IV – Os enunciados das súmulas do Supremo Tribunal Federal em matéria constitucional e do Superior Tribunal de Justiça em matéria infraconstitucional; [1]

A doutrina compreende que este rol expresso no Art. 927 do Código de Processo Civil de 2015 é puramente exemplificativo, existindo outros dispositivos legais que estabelecem outras hipóteses em que os Tribunais e juízes deverão observar e estarão vinculados, é o caso por exemplo dos enunciados de súmula editados pelo próprio Tribunal que julga a demanda. Tal questão encontra-se expressa no Art. 332 do Código de Processo Civil, que trata da improcedência liminar de demandas quando contrariarem determinadas decisões, é possível verificar inclusive que os incisos I ao III muito se assemelham com os incisos do art. 927 do Código de Processo Civil de 2015, entretanto, o inciso IV inova ao disciplinar a hipótese de enunciado de súmula do Tribunal de Justiça local. A este respeito, conclui Marinoni:

Portanto, o art. 927 do CPC/2015, além de desnecessário, tem caráter meramente exemplificativo. À parte das súmulas – que obviamente não são precedentes e só existem por terem que ser respeitadas –, decisões lembradas nos seus incs. I e III estão situadas entre os precedentes das Cortes Supremas. Precedente é gênero, que obviamente encarta os precedentes firmados em controle concentrado (art. 927I, do CPC/2015) e os precedentes estabelecidos em “julgamento de recursos extraordinário e especial repetitivos” (art. 927III, do CPC/2015). Já as decisões proferidas nos incidentes de assunção de competência e de resolução de demandas repetitivas – deixando-se de lado, por enquanto, a questão da ilegitimidade constitucional das decisões que prejudicam os que não participaram –, deveriam ser observadas em razão de sua natureza erga omnes.

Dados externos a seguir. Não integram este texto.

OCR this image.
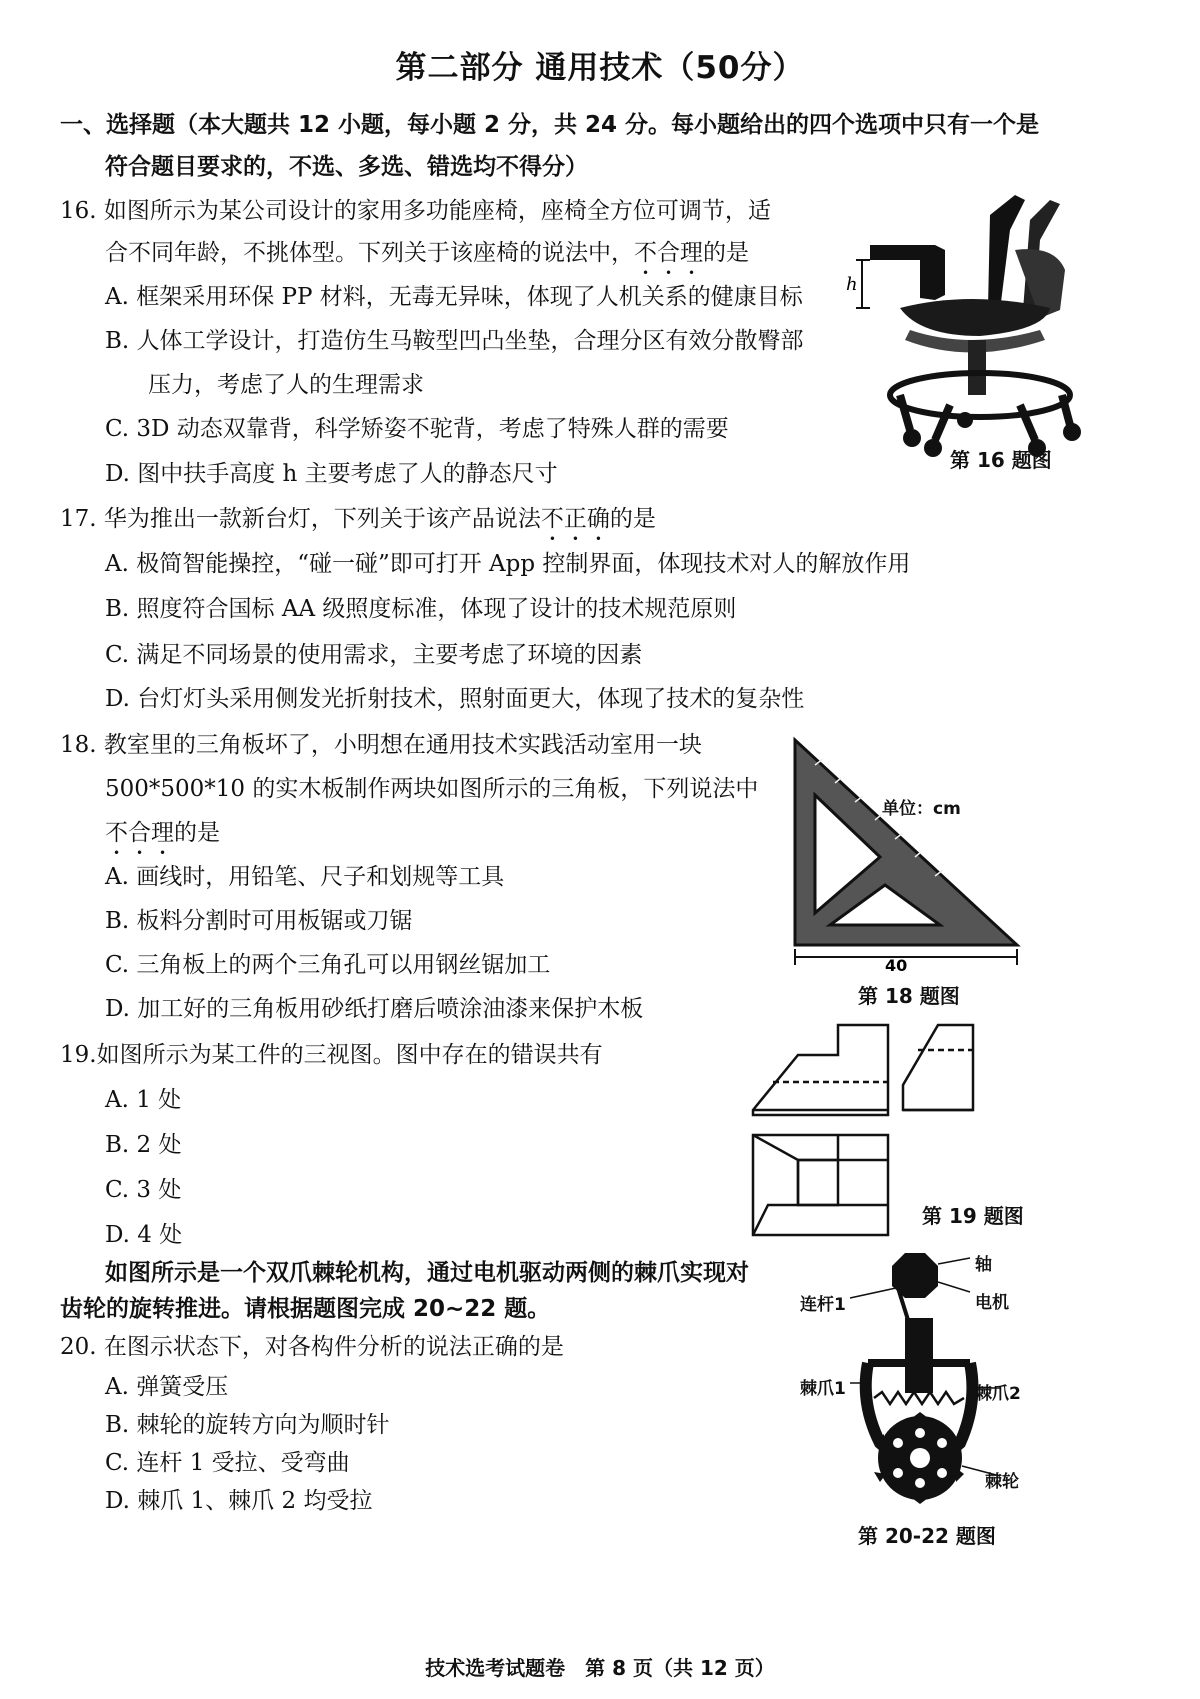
第二部分 通用技术（50分）
一、选择题（本大题共 12 小题，每小题 2 分，共 24 分。每小题给出的四个选项中只有一个是
符合题目要求的，不选、多选、错选均不得分）
16. 如图所示为某公司设计的家用多功能座椅，座椅全方位可调节，适
合不同年龄，不挑体型。下列关于该座椅的说法中，不合理的是
A. 框架采用环保 PP 材料，无毒无异味，体现了人机关系的健康目标
B. 人体工学设计，打造仿生马鞍型凹凸坐垫，合理分区有效分散臀部
压力，考虑了人的生理需求
C. 3D 动态双靠背，科学矫姿不驼背，考虑了特殊人群的需要
D. 图中扶手高度 h 主要考虑了人的静态尺寸
h
第 16 题图
17. 华为推出一款新台灯，下列关于该产品说法不正确的是
A. 极简智能操控，“碰一碰”即可打开 App 控制界面，体现技术对人的解放作用
B. 照度符合国标 AA 级照度标准，体现了设计的技术规范原则
C. 满足不同场景的使用需求，主要考虑了环境的因素
D. 台灯灯头采用侧发光折射技术，照射面更大，体现了技术的复杂性
18. 教室里的三角板坏了，小明想在通用技术实践活动室用一块
500*500*10 的实木板制作两块如图所示的三角板，下列说法中
不合理的是
A. 画线时，用铅笔、尺子和划规等工具
B. 板料分割时可用板锯或刀锯
C. 三角板上的两个三角孔可以用钢丝锯加工
D. 加工好的三角板用砂纸打磨后喷涂油漆来保护木板
40
单位：cm
第 18 题图
19.如图所示为某工件的三视图。图中存在的错误共有
A. 1 处
B. 2 处
C. 3 处
D. 4 处
第 19 题图
如图所示是一个双爪棘轮机构，通过电机驱动两侧的棘爪实现对
齿轮的旋转推进。请根据题图完成 20~22 题。
20. 在图示状态下，对各构件分析的说法正确的是
A. 弹簧受压
B. 棘轮的旋转方向为顺时针
C. 连杆 1 受拉、受弯曲
D. 棘爪 1、棘爪 2 均受拉
轴
电机
连杆1
棘爪1	棘爪2
棘轮
第 20-22 题图
技术选考试题卷　第 8 页（共 12 页）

Significa que a norma do art. 927 consiste apenas na lembrança de alguns precedentes, além de súmulas e controversas decisões tomadas em incidentes de natureza erga omnes, que deverão ser observados pelos juízes e tribunais.[2]

Em que pese o entendimento doutrinário supramencionado, especialmente quais sejam as decisões judiciais que deverão ser vistas como precedentes judiciais e consequentemente atribuírem eficácia normativa ou persuasiva, o que importa ao presente artigo são os mecanismos que deverão os operadores do direito estarem atentos com a adoção ao nosso direito de origem romano-germânica e pautado na tradição civil law, de um sistema de precedentes judicias e de conceitos de origem no direito inglês, berço da tradição common law.

Assim, estes conceitos mencionados, referem-se aos aqui tratados mecanismos, os quais deverão acostumar-se os operadores do direito às suas utilizações, uma vez que muito embora desde a entrada em vigor do Código de Processo Civil de 2015 estejam os juízes e tribunais obrigados a observarem os precedentes judicias elaborados pelo Tribunal a qual estejam vinculados, além daqueles precedentes judicias oriundo de decisões proferidas pelas Cortes Supremas, é preciso se ter em mente que a atividade jurisdicional desenvolvida pelos magistrados não passará a ser engessada, muito pelo contrário, é justamente mediante a utilização destes conceitos que será a não utilização de um precedente judicial, bem como, sua superação.

Desta forma, assim como o Código de Processo Civil prevê expressamente um microssistema de precedentes judicias com o art. 927, e ainda, estabelece o dever dos tribunais em manterem a sua jurisprudência uniforme, estável, integra e coerente através do art. 926 do Código de Processo Civil, é possível verificar a existência de dispositivos que possibilitam aos juízes e tribunais a adoção de mecanismos para que ao se depararem com um precedente que necessite de modificação ou que não possua mais aplicabilidade na sociedade, seja possível sua revogação ou a sua não aplicação em razão da distinção entre o caso concreto e o paradigma invocado.

Assim, primeiramente de grande valia nos atermos ao conceito de distinguishing, conceito advindo da tradição common law, o qual compreende-se como sendo a distinção entre o caso sob julgamento e o provável precedente, almejando verificar, como expõe Didier, se existem “traços peculiares que o aproximem ou afastem dos casos anteriores”, resultando ou não na subordinação entre o precedente e o caso concreto, modo que não fique o juiz ou tribunal restrito a aplicar o precedente judicial invocado sem a devida interpretação.[3]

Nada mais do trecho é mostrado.